We Hunt The Flame is a gripping young adult novel that explores the light and dark in people and forging your own identity. Zafira is the Hunter, a mysterious figure who hunts for food in a magical forest no one else can navigate, but no one would care how she feeds her people if they knew the Hunter was female. Nasir is the Prince of Death, forced to obey his father the sultan and kill on order. Though very different, they both find themselves on a similar mission: to retrieve magic from a dangerous island; Zafira for the people and Nasir for his father. And though Nasir has been ordered to kill the Hunter, they both end up part of an unlikely gang, all untrusting but united in a common goal, and then it turns out they have a bigger enemy than any one of them.

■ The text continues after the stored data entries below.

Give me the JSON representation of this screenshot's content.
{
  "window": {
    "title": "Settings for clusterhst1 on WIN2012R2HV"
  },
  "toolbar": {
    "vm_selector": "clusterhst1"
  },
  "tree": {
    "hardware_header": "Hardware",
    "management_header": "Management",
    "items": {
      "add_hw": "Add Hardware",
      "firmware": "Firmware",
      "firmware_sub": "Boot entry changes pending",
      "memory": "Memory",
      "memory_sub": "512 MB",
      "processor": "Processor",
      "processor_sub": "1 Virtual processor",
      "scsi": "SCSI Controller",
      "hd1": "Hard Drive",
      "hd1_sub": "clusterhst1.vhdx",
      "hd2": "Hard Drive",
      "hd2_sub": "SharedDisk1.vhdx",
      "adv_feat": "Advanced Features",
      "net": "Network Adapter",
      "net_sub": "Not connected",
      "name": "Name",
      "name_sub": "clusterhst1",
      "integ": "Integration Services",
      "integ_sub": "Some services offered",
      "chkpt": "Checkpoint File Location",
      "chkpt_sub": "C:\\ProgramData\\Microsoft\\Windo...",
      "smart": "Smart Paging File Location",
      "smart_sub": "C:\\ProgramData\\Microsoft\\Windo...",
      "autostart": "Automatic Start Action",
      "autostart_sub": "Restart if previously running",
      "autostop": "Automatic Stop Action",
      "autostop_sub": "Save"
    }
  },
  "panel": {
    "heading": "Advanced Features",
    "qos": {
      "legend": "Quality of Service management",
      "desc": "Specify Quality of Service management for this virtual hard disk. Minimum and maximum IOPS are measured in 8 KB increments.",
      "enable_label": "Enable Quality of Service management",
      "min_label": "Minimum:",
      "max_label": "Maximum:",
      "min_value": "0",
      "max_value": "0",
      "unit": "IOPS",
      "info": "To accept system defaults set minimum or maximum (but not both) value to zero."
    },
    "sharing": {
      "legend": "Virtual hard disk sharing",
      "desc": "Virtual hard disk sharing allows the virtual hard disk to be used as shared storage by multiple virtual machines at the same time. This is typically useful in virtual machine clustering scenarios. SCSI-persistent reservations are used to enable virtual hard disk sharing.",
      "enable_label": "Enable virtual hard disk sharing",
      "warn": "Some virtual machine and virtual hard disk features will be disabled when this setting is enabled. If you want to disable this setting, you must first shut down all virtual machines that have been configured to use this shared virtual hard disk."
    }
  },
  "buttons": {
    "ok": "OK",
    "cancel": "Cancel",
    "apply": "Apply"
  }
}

As someone who doesn’t tend to read fantasy (but saw someone raving about this book), We Hunt The Flame was a revelation: a fantasy novel that is carefully woven to dig deep into character and motivation, and without excessive or unnecessary world-building. Moving between Zafira and Nasir’s perspectives, the narrative is fast-paced and balances surprises with emotion. Both of the protagonists are engrossing characters, with Zafira learning that people’s morals and lives aren’t black and white whilst she looks to who she is outside of the ‘Hunter’ legend, and Nasir battling with the fact that emotion and relationships with others might stretch beyond who he’s been told to kill next. The coming together of the whole crew doesn’t feel forced and works well, leaving an intriguing mix of characters for the second part of the duology.

This is a novel that is really centred around its characters and the ragtag band of fighters that they form. It also emphasises the importance of taking control of your own identity and how that might not always be an easy task in relation to the society or rules you live with. At the same time, it is a fun fantasy story with a lot of banter and characters learning to work together.